Some other interesting sites to see are all within the same vicinity of each other. Nara isn't that big of a city and it's quite easy to go from place to place just by walking. Of course I had to take a picture of some deer even though I don't care too much for them.
Now if you know me there's no way I'm not going to go hiking in Japan. One of the most mountainous countries there is. I went to Ikoma mountain in between Nara and Osaka. Nestled in the cliff side are these temples called Kohoji and Houzanji. Kohoji is like stepping into a bubble. Outside of the walls you here the rushing water and some birds chirping, however once you cross the threshold into it all the outside sounds disappear and there is silence. It was quiet an interesting sensation to be honest. It is not actively tended to by monks, however they show up on occasion to take care of it and maintain its upkeep.

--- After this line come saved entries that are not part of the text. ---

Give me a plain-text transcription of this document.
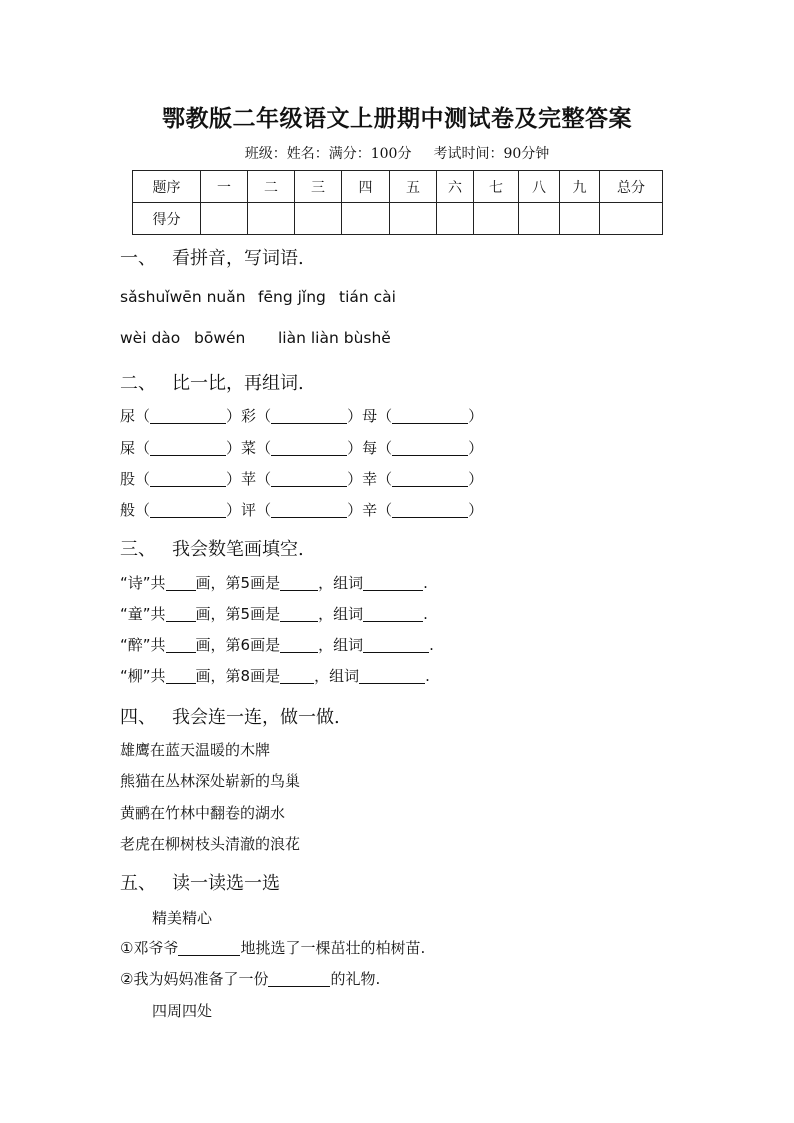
鄂教版二年级语文上册期中测试卷及完整答案
班级：姓名：满分：100分 考试时间：90分钟
题序	一	二	三	四	五	六	七	八	九	总分
得分										
一、 看拼音，写词语.
sǎshuǐwēn nuǎn fēng jǐng tián cài
wèi dào bōwén liàn liàn bùshě
二、 比一比，再组词.
尿（	）彩（	）母（	）
屎（	）菜（	）每（	）
股（	）苹（	）幸（	）
般（	）评（	）辛（	）
三、 我会数笔画填空.
“诗”共 画，第5画是	，组词	.
“童”共 画，第5画是	，组词	.
“醉”共 画，第6画是	，组词	.
“柳”共 画，第8画是 ，组词	.
四、 我会连一连，做一做.
雄鹰在蓝天温暖的木牌
熊猫在丛林深处崭新的鸟巢
黄鹂在竹林中翻卷的湖水
老虎在柳树枝头清澈的浪花
五、 读一读选一选
精美精心
①邓爷爷	地挑选了一棵茁壮的柏树苗.
②我为妈妈准备了一份	的礼物.
四周四处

Houzanji is the second temple that is much larger and more well known. It has many visitors to it and even has a gift shop. However, it's still a very interesting temple with a lot of history behind it. Built into the cliffside by the temple is a statue of Buddha that you can visit and walk up to. There were signs the day I went forbidding entry to due the slippery rocks, but since a friend of mine really wanted to see it we asked and the monks said sure just be careful.
In one of my longest posts that is Kansai in a nutshell. I met a lot of cool people along the way and I'm sure I'll see them again. Tell then I've got memories and photos.